Military historians regard Chancellorsville as a classic example of Jackson's uncanny ability to get around enemy lines and defeat a superior foe.
"Chancellorsville is the ultimate of all battle strategies," Ripley says. "It's still taught in every war college in the world. It's taught at St. Cyre in France, at Sandhurst [in Britain]. The Japanese study it. It's the ultimate example of the underdog overcoming a stronger enemy. Every single principle of war can be taught in that battle. All those principles - maneuver and lightning-fast strikes, similar to the German blitz - will be very important in a desert war."
In fact, during the 1930s, Erwin Rommel - the "Desert Fox" of the Germans' North Africa campaigns - even sent his chief of staff to the Shenandoah Valley to survey Jackson's valley campaign, Robertson says. And some historians see Jackson's cavalry attacks as the forerunner to the tank-led German blitzkrieg that overran Poland, and later France, during World War II.
In turn, a heavy emphasis on tanks to burst through enemy lines and race for a distant objective instead of fighting across a solid front has formed the model for offensive warfare ever since. That was best seen in the Israeli dash across the Sinai Peninsula during the Six-Day War in 1967 and the overnight Iraqi capture of Kuwait last August.
"The blitz is about as Jacksonian as there is. Quick movements, heavy concentrations," Robertson said.
Jay Luvaas, a civilian Civil War expert who teaches classes in national security and strategic planning at the Army War College, cautions against drawing too many parallels between Civil War battles and modern warfare.
Timeless principles can be duplicated, but not exact plans, he notes.
Nevertheless, the Civil War forms the basis for much of the study at the war college, partly because the battlefields are so near and the records of both sides are available (and in English), he says.
In his classes, students - mostly colonels and lieutenant colonels - study Civil War battles to learn leadership styles and commanders' decision-making during battle.
The North's Ulysses S. Grant is admired for his knack of making his intentions clear to subordinates, so they could improvise. The siege of Vicksburg is held up as a model of Army-Navy cooperation.

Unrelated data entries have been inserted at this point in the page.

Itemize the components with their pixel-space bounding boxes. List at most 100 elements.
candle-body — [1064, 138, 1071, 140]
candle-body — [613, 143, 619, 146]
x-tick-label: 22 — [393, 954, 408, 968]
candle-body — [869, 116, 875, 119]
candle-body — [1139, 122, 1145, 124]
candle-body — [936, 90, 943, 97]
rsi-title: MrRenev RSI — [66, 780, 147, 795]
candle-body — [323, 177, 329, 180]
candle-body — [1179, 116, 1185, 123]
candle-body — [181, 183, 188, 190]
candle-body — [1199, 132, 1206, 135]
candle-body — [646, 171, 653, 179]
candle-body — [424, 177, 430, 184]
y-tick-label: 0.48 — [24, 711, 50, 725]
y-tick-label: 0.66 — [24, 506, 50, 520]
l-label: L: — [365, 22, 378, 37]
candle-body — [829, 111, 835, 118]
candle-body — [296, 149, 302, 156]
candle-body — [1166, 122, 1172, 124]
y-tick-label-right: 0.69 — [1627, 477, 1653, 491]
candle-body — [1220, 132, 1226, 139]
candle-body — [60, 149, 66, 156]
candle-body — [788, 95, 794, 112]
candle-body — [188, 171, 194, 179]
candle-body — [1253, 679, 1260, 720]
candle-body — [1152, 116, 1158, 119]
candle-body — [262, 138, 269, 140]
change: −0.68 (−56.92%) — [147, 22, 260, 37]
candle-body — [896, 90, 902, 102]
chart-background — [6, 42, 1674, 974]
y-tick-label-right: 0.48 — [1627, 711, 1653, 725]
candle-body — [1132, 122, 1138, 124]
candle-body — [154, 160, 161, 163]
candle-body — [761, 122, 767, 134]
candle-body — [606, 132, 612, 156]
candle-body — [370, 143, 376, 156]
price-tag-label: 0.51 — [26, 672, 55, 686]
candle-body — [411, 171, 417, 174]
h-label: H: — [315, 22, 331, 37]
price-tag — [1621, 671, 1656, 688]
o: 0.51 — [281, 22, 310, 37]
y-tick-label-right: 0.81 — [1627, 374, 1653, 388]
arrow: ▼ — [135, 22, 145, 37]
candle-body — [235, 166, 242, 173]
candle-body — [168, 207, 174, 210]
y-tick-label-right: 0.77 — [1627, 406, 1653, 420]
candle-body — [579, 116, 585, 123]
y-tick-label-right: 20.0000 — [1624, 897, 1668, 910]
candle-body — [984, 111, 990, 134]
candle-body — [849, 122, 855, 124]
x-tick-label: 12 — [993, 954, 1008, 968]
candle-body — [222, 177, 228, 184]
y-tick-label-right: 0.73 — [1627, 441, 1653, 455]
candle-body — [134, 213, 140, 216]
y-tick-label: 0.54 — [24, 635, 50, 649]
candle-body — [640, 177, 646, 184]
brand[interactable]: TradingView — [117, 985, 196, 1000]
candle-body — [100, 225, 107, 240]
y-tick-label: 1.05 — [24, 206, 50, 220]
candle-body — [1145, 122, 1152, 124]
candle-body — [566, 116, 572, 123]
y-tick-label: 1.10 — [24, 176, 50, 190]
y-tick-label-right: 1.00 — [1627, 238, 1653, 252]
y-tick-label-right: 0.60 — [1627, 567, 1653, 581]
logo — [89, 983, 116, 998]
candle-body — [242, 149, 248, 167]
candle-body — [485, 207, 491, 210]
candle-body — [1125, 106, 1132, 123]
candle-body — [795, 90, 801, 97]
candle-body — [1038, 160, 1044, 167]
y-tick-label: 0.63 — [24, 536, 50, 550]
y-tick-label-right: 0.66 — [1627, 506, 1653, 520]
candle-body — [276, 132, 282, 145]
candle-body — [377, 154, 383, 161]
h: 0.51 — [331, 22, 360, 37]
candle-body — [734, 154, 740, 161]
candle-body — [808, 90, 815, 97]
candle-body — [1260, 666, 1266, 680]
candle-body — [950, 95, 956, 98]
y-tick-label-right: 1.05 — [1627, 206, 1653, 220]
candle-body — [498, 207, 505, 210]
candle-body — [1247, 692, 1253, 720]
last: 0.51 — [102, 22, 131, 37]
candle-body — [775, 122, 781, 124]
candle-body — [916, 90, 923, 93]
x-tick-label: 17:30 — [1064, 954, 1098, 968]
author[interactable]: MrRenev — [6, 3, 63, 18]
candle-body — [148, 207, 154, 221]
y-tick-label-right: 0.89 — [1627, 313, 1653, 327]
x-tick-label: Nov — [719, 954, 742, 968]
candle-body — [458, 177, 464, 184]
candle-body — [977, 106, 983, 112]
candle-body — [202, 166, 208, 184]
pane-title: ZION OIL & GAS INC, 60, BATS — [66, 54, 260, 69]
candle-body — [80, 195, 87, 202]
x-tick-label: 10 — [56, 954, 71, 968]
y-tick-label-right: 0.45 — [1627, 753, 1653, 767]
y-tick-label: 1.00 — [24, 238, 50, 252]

Luvaas recalls recently leading a group of Army Special Forces officers over the Gettysburg battlefield. They wanted to learn about operating in enemy territory with inadequate maps, so Luvaas designed a lesson around how Southern generals coped with that problem during their invasion of Pennsylvania in 1863.
Nathan Bedford Forrest, a Confederate general whose exploits in the Deep South rivaled Jackson's even if his fame didn't, is also studied by modern war planners.
"Hit fast, hit hard, do the unexpected," Link says, repeating Forrest's lessons. "If you look at what we're doing in the Persian Gulf, we're not doing the expected. [Defense Secretary Dick] Cheney said we will fight the war on our terms, not Saddam Hussein's, so we're still living that principle."